Elizabeth Stauffer of the Washington Examiner explores the potential impact of a longshot presidential bid.
Far-left activist Cornel West announced his decision to run for president as a candidate for the People’s Party on Monday in a Twitter video. West, 70, is a former Harvard University public philosophy professor and a professor emeritus at Princeton University.
As crazy as a West candidacy may seem at first glance, it could actually have a profound impact on the outcome of the election.
As a jaunty little tune played in the background, West said, “In these bleak times, I have decided to run for truth and justice, which takes the form of running for president of the United States as a candidate for the People’s Party. I enter in the quest for truth. I enter in the quest for justice. And the presidency is just one vehicle to pursue that truth and justice.”
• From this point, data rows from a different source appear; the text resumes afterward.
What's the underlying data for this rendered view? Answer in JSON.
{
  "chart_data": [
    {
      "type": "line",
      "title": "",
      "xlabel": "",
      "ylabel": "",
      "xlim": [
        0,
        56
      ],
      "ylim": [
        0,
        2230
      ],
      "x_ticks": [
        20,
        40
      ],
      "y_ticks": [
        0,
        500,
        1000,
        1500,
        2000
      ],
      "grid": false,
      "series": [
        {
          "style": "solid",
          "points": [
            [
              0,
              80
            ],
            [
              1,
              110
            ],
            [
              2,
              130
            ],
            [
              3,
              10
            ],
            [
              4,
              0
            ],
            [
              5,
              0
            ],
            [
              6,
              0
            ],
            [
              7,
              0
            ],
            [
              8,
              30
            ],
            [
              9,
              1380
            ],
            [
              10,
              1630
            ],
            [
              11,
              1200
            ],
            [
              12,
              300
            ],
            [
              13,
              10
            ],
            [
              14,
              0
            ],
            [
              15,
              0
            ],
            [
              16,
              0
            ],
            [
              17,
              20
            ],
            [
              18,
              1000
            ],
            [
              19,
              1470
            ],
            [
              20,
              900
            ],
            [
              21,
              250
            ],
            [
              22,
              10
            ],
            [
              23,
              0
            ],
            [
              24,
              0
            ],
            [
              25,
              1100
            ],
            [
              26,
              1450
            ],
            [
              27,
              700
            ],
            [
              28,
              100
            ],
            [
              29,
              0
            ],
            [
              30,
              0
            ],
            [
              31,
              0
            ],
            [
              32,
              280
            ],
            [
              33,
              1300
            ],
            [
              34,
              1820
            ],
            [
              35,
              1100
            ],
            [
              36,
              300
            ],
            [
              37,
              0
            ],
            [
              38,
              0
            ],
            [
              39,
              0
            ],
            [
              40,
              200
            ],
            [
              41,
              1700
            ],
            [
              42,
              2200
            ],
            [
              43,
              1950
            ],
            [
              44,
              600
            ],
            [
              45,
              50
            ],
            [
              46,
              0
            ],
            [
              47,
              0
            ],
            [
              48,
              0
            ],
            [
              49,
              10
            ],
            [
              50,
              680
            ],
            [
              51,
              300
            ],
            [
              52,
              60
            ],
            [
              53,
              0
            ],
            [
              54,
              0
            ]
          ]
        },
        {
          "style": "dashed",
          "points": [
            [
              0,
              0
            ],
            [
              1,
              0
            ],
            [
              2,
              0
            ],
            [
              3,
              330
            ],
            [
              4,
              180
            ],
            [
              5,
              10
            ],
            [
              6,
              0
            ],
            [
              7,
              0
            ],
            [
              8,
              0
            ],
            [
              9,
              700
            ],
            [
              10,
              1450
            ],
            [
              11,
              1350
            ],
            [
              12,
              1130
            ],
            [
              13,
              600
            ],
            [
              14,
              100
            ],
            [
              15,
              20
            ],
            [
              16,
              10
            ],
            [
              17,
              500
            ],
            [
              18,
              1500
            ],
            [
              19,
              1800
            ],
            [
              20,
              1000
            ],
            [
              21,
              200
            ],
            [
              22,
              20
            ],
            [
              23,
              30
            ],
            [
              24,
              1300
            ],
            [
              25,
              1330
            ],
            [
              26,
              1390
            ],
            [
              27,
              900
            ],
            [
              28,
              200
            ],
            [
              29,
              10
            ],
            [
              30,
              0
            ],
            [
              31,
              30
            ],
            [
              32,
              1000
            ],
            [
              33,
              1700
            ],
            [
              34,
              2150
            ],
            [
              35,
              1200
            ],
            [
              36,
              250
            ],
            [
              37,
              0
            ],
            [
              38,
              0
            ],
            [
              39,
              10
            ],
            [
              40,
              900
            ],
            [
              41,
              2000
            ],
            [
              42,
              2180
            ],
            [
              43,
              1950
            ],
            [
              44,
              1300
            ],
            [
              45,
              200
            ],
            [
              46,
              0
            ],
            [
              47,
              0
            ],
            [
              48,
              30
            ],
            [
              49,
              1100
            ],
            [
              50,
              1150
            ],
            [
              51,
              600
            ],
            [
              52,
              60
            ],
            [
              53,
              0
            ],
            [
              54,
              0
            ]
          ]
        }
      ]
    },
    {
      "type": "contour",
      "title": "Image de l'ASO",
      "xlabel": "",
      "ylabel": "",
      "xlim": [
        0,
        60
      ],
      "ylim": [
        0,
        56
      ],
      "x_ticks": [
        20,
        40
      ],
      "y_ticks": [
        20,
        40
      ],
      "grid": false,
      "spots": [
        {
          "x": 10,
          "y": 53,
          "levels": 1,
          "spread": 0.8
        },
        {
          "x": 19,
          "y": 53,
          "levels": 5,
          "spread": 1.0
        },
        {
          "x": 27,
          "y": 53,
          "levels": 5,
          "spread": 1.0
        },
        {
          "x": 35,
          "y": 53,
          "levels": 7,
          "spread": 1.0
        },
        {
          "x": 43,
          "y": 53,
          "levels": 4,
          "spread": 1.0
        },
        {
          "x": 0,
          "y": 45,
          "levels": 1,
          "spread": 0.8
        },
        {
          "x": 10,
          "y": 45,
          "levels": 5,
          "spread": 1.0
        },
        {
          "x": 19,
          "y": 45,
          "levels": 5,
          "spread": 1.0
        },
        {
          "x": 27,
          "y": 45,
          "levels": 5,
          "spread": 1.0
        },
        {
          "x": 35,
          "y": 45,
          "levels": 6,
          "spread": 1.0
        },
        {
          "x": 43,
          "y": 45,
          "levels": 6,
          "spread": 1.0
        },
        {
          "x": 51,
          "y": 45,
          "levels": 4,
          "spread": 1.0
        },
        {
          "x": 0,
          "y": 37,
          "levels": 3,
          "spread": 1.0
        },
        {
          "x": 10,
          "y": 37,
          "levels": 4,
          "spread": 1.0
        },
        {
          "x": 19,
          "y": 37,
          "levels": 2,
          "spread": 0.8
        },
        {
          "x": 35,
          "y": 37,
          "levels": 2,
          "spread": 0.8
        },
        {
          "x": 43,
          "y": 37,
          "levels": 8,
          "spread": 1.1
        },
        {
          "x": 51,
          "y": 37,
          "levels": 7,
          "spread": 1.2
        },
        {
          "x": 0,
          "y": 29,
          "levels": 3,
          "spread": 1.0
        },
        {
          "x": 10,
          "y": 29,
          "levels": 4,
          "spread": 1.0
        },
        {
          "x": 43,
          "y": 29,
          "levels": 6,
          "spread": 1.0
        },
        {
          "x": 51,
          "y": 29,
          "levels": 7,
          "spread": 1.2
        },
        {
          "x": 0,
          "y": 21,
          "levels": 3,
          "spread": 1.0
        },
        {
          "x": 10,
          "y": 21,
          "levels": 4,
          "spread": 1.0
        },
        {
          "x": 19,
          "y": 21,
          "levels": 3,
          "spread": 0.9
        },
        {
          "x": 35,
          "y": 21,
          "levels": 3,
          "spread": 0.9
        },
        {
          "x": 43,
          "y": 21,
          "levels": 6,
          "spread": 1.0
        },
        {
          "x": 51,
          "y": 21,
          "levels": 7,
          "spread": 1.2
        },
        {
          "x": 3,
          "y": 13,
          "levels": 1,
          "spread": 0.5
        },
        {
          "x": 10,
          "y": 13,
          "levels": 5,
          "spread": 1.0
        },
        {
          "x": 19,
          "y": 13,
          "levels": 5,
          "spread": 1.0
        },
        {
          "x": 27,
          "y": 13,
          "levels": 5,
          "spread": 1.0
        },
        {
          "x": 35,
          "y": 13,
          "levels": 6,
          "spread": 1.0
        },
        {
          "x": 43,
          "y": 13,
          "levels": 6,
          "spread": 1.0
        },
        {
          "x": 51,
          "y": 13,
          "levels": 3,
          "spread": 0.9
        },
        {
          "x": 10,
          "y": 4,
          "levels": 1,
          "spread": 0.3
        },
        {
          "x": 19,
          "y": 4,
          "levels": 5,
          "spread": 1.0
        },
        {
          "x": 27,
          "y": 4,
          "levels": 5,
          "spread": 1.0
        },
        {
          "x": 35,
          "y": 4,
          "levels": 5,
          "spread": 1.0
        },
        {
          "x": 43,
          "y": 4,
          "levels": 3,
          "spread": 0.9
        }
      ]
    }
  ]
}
Kellyanne Conway, who served as a senior counselor to former President Donald Trump, told Fox News on Tuesday that West’s candidacy could affect the race just as Ross Perot’s candidacy cost President George H.W. Bush a second term in 1992.
Conway pointed out, “Even if you don’t become president, you, as a third-party candidate spoiler can decide who is the president.” She noted that Bill Clinton got elected with just 43.5% of the vote. “Why? Because Ross Perot got 19% of the popular vote, even though he didn’t rack up any electoral votes.”
She explained, “If you play to win and you are Cornel West, and you are still not satisfied with the trajectory of the Democratic Party being progressive enough for you under a Biden/Harris administration, then you’re going to run to the left of them. Number one.”
“Number two, he’s going to make a play for people who feel forgotten, who feel abandoned by the Democratic Party and feel like nobody is listening to them and including them. It’s part of how Trump won in 2016, but I think he [West] can do it from the Left,” Conway added.